Poucos escritores transformaram a realidade em magia como Gabriel García Márquez.
Nascido na Colômbia, em 1927, ele fez da literatura um espelho onde o cotidiano se mistura ao extraordinário, criando o que o mundo passou a chamar de realismo mágico.
Em obras como Cem Anos de Solidão e O Amor nos Tempos do Cólera, Márquez constrói um universo em que fantasmas convivem com políticos, milagres acontecem entre revoluções, e o amor resiste à passagem do tempo.
Suas histórias são tecidas com a memória, a fantasia e a dor de um continente inteiro: a América Latina.

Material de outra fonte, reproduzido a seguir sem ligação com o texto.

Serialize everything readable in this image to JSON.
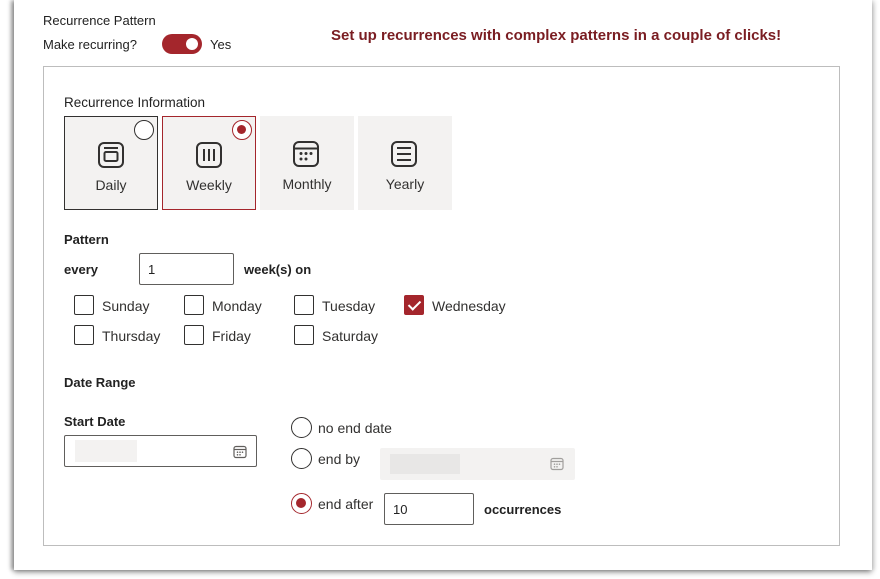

Mais do que um narrador, Márquez foi um cronista da alma humana, atento às paixões, às injustiças e aos encantos do viver.
Leia:
“MUITOS ANOS DEPOIS, diante do pelotão de fuzilamento, o Coronel Aureliano Buendía havia de recordar aquela tarde remota em que seu pai o levou para conhecer o gelo. Macondo era então uma aldeia de vinte casas de barro e taquara, construídas à margem de um rio de águas diáfanas que se precipitavam por um leito de pedras polidas, brancas e enormes como ovos pré-históricos. O mundo era tão recente que muitas coisas careciam de nome e para mencioná-las se precisava apontar com o dedo. Todos os anos, pelo mês de março, uma família de ciganos esfarrapados plantava a sua tenda perto da aldeia e, com um grande alvoroço de apitos e tambores, dava a conhecer os novos inventos. Primeiro trouxeram o imã. Um cigano corpulento, de barba rude e mãos de pardal, que se apresentou com o nome de Melquíades, fez uma truculenta demonstração pública daquilo que ele mesmo chamava de a oitava
maravilha dos sábios alquimistas da Macedônia. Foi de casa em casa arrastando dois lingotes metálicos, e todo o mundo se espantou ao ver que os caldeirões, os tachos, as tenazes e os fogareiros caíam do lugar, e as madeiras estalavam com o desespero dos pregos e dos parafusos tentando se desencravar, e até os objetos perdidos há muito tempo apareciam onde mais tinham sido procurados, e se arrastavam em debandada turbulenta atrás dos ferros mágicos de Melquíades. “As coisas têm vida própria”, apregoava o cigano com áspero sotaque, “tudo é questão de despertar a sua alma.” José Arcadio Buendía, cuja desatada imaginação ia sempre mais longe que o engenho da natureza, e até mesmo além do milagre e da magia, pensou que era possível se servir daquela invenção inútil para desentranhar o ouro
da terra. Melquíades, que era um homem honrado, preveniu-o: “Para isso não serve.” Mas José Arcadio
Buendía não acreditava, naquele tempo, na honradez dos ciganos de modo que trocou o seu jumento e um rebanho de cabritos pelos dois lingotes imantados.”